- Borjak-e Naqdali Location within Iran
- Coordinates: 35°36′29″N 60°47′30″E﻿ / ﻿35.60806°N 60.79167°E
- Country: Iran
- Province: Razavi Khorasan
- County: Salehabad
- District: Central
- Rural District: Qaleh Hamam

Population (2016)
- • Total: 403
- Time zone: UTC+3:30 (IRST)

= Borjak-e Naqdali =

Village in Razavi Khorasan province, Iran

Borjak-e Naqdali (برجك نقدعلي) (Note: Also romanized as Borjak-e Naqd‘alī; also known as Naqd ‘Alī, Naqd ‘Alī Pā’īn, and Qal‘eh-ye Naqd ‘Alī) is a village in Qaleh Hamam Rural District of the Central District in Salehabad County, Razavi Khorasan province, Iran.

==Demographics==
===Population===
At the time of the 2006 National Census, the village's population was 298 in 53 households, when it was in the former Salehabad District of Torbat-e Jam County.

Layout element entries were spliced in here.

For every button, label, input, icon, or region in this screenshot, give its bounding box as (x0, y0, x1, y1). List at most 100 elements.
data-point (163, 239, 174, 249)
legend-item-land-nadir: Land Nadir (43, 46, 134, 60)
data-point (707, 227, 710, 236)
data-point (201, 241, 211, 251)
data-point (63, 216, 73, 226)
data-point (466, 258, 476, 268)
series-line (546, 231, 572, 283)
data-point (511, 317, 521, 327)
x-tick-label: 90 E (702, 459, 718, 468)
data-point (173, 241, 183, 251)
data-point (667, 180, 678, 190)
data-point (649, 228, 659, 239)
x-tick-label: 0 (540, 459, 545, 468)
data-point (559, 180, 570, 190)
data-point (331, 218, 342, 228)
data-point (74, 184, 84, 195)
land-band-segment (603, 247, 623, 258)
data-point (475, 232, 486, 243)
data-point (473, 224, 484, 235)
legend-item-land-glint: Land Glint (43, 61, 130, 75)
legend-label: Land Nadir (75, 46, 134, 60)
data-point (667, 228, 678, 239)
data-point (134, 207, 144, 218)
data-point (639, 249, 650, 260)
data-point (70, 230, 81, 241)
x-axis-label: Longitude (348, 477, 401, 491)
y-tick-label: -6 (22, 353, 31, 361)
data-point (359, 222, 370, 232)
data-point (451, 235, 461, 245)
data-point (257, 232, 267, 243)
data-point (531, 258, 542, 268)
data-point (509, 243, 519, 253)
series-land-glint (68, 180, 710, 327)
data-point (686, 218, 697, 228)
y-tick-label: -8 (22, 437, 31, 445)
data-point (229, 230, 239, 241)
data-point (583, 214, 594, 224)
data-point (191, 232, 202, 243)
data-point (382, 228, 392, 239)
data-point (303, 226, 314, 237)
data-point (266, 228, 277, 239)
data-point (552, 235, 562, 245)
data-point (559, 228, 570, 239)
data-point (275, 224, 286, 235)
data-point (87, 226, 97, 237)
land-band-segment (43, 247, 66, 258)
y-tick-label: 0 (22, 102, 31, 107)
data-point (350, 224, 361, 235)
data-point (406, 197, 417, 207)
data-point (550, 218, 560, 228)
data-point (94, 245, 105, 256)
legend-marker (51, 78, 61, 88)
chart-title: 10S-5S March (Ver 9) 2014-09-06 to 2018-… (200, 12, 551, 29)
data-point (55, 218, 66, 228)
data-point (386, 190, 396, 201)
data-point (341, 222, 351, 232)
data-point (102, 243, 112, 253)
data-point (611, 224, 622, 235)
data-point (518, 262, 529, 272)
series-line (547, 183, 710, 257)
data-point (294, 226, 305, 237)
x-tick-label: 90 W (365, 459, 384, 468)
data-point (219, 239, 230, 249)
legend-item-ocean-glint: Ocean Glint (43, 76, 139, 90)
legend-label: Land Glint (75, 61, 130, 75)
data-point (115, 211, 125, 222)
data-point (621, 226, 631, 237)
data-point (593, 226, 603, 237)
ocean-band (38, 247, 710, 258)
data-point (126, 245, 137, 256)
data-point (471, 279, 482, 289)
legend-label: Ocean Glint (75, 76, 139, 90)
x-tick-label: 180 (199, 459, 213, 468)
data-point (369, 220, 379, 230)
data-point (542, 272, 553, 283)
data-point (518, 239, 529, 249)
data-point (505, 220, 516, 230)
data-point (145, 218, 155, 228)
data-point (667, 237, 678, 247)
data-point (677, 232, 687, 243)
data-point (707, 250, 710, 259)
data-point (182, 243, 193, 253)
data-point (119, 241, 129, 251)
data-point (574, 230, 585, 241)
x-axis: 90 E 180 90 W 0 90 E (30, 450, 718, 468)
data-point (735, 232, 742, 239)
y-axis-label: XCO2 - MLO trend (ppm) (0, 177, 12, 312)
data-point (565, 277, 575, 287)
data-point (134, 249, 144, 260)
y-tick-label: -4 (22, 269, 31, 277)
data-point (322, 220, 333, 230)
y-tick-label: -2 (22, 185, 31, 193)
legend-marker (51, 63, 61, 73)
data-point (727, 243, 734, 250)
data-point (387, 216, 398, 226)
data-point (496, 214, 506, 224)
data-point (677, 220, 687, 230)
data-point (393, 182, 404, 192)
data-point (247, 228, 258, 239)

The following census in 2011 counted 318 people in 68 households. The 2016 census measured the population of the village as 403 people in 94 households.

In 2018, the district was separated from the county in the establishment of Salehabad County, and the rural district was transferred to the new Central District.